Universal Character Set Detector (UCSD)

A library exposing a C interface and dependency-free interface to the Mozilla C++ UCSD library.

Pulls together:

  • A NSPR emulation library (see nspr-emu/
  • Code written by Colin Snover to provide a command line interface to the library
  • The UCSD library itself from the Mozilla seamonkey source tree

API documentation

The library provides an opaque type of character set detectors:

typedef void* csd_t;

The first thing a client should do is create one of these:

csd_t csd_open(void);

A csd_t created in this fashion must be freed by csd_close. If creation fails, csd_open returns (csd_t)-1.

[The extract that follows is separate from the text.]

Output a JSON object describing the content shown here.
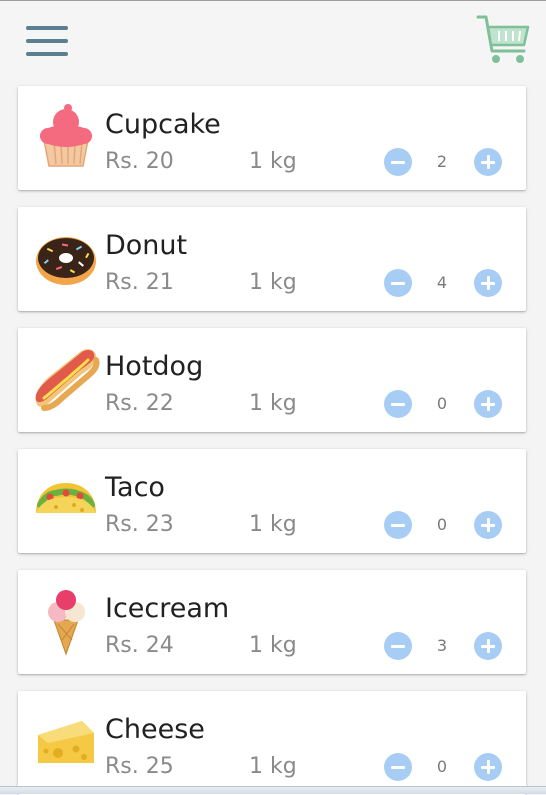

Now you need to feed some data to the detector:

int csd_consider(csd_t csd, const char *data, int length);

The meaning of the return code is as follows:

  • Returns 0 if more data is needed to come to a conclusion
  • Returns a positive number if enough data has been received to detect the character set
  • Returns a negative number if there is an error

Finally, close the detector to find out what the character set is:

const char *csd_close(csd_t csd);

The detected character set name is returned as an ASCII string. This function returns NULL if detection failed because there was not enough data. It is safe to call csd_close at any point from creation by csd_open to the first call of csd_close on that character set detector.


The files libcharsetdetect.{cpp,h} are (c) 2010 Colin Snover and released under an MIT license.

The UCSD is (c) and tri-licensed under MPL 1.1/GPL 2.0/LGPL 2.1.

We incorporate header files from the NSPR emulation library, which is LGPL licensed.

Thus the resulting artifact is LGPL licensed (I think).